Der Senat kann die Kenntnis der Beklagten von der objektiven Zahlungsunfähigkeit der Schuldnerin auf der vorgenannten Grundlage ohne weiteres feststellen. Denn die Beklagte kannte alle o.g. Umstände, aus der sich die Zahlungseinstellung ergibt (§ 130 Abs. 2 InsO). Insbesondere war ihr durch die Buchhalterin I jeweils mitgeteilt worden, dass die Schuldnerin zur Begleichung der fälligen Verbindlichkeiten nicht in der Lage sei. Die Beklagte kannte auch den jeweils in erheblicher Höhe gegebenen Stand der Verbindlichkeiten, die darauf jeweils erfolgten Teilzahlungen und das Schreiben vom 17.05.2004.
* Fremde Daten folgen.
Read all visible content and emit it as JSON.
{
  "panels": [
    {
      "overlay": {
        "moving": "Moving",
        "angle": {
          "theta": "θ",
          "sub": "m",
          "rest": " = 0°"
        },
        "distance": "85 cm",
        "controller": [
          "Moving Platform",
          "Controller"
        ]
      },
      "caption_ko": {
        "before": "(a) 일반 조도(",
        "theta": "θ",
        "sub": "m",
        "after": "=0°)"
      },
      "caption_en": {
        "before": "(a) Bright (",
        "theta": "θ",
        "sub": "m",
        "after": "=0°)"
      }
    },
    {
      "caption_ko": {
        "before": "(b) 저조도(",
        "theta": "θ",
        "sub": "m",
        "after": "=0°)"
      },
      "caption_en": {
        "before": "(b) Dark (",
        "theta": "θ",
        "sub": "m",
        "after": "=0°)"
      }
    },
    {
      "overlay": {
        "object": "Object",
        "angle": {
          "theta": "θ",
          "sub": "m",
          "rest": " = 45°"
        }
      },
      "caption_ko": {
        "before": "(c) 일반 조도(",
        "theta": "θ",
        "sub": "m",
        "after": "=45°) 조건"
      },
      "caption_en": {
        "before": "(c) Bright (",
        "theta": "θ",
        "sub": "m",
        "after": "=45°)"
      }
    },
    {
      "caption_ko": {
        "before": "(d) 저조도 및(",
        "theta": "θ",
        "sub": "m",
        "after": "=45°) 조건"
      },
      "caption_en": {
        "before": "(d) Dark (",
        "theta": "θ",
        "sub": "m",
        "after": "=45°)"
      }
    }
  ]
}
Darauf, dass die Beklagte eine größere Lieferung unmittelbar vor dem hier relevanten Zeitraum nur noch gegen Vorauskasse durch den Bauherrn oder Generalunternehmer ausführte, kommt es danach nicht mehr entscheidend an. Auch insoweit wäre allerdings der Klägerin darin zu folgen, dass in diesem Verhalten ein Beweiszeichen für die Kenntnis der Beklagten von der Zahlungsunfähigkeit der Schuldnerin zu sehen ist. Die seitens der Beklagten behauptete Branchenüblichkeit solcher Vereinbarungen steht dem nicht entgegen. Denn in der Geschäftsbeziehung zur Schuldnerin kam die Forderung nach einer Vorauszahlung, soweit ersichtlich, zum ersten Mal vor.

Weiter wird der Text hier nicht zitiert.